Epoch Times: Ja das ist klar.
Bürkner: Wenn es darum geht, kurzfristig Gewinn zu maximieren auf Kosten der Zukunft, dann ist das nie gut. Das war nicht gut, das ist nicht gut, und das wird auch nie gut sein. Es gibt sicherlich Activist Shareholders, die versuchen, das Management dazu zu bringen, den Aktienkurs kurzfristig zu maximieren, indem sie Unternehmensteile verkaufen oder Kapazitäten abgeben oder schließen.
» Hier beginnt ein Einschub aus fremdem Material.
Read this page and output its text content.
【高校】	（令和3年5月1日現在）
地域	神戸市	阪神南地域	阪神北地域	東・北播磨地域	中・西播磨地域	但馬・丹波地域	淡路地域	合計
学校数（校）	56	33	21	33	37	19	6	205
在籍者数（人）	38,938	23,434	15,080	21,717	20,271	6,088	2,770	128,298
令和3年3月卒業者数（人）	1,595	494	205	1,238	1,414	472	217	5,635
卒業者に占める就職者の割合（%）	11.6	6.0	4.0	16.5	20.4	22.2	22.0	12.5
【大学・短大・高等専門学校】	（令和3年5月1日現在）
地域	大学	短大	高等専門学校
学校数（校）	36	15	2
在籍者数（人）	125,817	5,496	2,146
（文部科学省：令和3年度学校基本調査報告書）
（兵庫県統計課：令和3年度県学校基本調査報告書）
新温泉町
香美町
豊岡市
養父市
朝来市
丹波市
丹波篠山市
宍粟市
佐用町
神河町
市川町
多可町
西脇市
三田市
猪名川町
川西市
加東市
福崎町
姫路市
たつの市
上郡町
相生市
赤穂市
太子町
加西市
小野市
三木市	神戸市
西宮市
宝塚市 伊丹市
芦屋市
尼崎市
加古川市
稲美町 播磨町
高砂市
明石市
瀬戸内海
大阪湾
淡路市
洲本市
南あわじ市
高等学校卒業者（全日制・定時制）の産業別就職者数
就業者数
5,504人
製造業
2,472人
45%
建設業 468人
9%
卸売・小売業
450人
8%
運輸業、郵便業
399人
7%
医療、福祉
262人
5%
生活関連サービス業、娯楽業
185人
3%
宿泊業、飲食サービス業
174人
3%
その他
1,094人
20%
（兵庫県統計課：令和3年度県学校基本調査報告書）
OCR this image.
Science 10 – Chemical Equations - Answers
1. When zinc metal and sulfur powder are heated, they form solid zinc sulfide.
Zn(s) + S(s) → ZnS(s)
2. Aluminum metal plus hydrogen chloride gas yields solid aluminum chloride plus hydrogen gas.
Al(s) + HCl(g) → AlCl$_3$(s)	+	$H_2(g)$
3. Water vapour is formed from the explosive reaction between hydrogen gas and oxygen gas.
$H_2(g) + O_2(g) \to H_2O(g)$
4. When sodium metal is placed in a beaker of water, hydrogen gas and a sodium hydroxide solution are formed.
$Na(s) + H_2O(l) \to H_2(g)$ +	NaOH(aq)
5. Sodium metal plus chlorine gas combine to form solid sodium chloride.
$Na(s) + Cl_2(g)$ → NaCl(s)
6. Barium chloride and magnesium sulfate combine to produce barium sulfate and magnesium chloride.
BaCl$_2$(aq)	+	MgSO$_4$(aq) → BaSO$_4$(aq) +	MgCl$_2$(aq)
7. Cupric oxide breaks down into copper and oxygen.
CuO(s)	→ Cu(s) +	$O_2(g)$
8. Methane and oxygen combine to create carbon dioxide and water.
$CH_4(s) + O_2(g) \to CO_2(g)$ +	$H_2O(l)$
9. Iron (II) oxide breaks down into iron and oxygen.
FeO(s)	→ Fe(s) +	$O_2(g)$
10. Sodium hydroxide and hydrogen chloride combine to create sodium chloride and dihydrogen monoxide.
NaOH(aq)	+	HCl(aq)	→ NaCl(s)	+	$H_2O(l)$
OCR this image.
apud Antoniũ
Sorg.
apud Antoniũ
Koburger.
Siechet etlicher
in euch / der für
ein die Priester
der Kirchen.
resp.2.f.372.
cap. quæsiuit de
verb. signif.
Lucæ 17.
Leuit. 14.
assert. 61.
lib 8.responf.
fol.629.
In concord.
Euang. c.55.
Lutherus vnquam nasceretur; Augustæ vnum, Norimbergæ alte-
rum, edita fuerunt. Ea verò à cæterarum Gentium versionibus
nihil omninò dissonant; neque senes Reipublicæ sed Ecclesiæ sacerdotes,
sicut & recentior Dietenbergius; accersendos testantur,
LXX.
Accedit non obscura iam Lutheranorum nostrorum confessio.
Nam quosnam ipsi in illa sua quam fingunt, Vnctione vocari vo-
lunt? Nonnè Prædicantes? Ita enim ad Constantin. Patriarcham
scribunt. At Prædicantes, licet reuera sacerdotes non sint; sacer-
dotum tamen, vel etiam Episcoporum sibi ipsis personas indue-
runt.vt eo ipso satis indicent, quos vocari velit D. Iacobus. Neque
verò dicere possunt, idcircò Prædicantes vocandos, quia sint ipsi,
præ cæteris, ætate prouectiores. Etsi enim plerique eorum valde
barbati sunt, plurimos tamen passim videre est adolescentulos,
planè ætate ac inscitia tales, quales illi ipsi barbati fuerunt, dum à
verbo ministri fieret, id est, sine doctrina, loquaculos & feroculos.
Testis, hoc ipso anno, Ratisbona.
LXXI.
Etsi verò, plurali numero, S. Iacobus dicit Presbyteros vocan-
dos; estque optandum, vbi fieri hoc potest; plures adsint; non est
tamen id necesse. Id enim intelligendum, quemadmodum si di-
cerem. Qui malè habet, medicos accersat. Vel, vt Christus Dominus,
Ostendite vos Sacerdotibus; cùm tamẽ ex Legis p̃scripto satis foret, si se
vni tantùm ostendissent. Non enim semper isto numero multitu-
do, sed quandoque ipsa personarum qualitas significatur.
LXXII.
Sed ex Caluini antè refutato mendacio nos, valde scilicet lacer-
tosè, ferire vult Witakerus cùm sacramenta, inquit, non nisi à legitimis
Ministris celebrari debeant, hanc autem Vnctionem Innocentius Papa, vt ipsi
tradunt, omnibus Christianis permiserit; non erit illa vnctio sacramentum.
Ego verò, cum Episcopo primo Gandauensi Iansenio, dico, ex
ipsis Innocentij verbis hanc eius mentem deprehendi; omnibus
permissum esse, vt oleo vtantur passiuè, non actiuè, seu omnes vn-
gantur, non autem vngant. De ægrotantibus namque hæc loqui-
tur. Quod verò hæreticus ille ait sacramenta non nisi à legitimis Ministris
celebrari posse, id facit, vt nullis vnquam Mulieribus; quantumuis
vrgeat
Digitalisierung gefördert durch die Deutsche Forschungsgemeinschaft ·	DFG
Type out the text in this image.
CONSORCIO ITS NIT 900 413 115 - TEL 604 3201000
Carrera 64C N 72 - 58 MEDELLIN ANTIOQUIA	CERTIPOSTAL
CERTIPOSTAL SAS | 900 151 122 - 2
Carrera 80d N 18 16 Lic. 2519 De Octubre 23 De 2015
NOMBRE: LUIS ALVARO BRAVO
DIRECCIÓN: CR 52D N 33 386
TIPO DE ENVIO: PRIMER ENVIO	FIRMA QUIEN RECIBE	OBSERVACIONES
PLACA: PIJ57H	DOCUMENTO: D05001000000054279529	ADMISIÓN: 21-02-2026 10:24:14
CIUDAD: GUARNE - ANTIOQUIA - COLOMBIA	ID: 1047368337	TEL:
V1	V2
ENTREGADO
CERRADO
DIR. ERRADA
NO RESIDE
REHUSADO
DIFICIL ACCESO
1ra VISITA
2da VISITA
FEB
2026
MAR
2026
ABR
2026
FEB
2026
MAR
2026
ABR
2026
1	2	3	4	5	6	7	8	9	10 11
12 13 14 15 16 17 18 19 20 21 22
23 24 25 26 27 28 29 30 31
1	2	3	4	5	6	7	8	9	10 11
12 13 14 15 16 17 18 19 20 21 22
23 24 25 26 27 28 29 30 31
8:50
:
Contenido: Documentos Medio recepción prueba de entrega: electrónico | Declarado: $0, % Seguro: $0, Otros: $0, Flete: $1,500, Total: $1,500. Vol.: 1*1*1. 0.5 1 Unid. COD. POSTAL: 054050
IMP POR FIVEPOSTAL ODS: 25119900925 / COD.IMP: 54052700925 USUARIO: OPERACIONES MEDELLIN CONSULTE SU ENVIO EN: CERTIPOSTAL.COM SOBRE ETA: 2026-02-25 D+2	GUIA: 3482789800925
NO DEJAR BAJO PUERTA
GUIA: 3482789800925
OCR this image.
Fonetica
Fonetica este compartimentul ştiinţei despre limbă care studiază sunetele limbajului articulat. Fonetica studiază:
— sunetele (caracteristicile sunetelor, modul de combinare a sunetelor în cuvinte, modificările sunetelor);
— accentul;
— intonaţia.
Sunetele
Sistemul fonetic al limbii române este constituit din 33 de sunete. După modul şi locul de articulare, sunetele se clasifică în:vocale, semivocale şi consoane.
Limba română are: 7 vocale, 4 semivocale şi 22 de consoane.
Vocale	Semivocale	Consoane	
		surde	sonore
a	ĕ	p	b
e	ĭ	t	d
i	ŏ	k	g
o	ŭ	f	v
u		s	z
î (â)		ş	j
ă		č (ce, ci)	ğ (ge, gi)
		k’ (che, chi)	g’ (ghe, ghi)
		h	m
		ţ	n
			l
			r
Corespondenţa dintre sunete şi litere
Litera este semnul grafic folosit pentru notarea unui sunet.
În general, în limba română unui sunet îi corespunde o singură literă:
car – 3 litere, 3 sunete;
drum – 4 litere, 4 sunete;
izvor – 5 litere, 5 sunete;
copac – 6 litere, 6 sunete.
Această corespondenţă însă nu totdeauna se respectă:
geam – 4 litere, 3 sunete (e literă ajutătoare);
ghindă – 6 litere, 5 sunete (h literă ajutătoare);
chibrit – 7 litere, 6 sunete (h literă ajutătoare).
Das kann mittel- oder langfristig gut sein, es kann aber auch so sein, dass es wirklich nur um kurzfristige Optimierung geht – und in dem Sinn ist Shareholder-Value negativ zu bewerten.
Epoch Times: Gibt es eine moralische Verpflichtung von Managern?
Bürkner: Selbstverständlich haben Manager eine moralische Verpflichtung gegenüber den Menschen, mit denen sie arbeiten, und gegenüber der Gesellschaft, in der sie arbeiten. Führungskräfte müssen sich dieser Verpflichtung in besonderer Weise bewusst sein. Eine Führungsposition kann jemand nur dann auf Dauer innehaben, wenn er oder sie Vorbild für andere ist – insbesondere auch in moralischen Fragen.
Epoch Times: Wie schätzen Sie die derzeitige wirtschaftliche Lage der USA ein?
Bürkner: Die USA befinden sich auf dem Weg der Besserung. Wir werden in diesem und im nächsten Jahr Wachstumsraten von etwa 3 Prozent erleben und auch einen deutlichen Rückgang der Arbeitslosigkeit.
Epoch Times: Welche Unternehmen werden gestärkt aus der Krise gehen?
Bürkner: Gestärkt aus der Krise gehen Unternehmen, die konsequent daran arbeiten, ihre Wettbewerbsfähigkeit zu steigern, etwa indem sie sich auf Geschäftsbereiche konzentrieren, in denen sie herausragende Leistungen anbieten können. Gemeint sind Unternehmen, die ihre Effizienz stetig verbessern und aktiv die Industrielandschaft gestalten.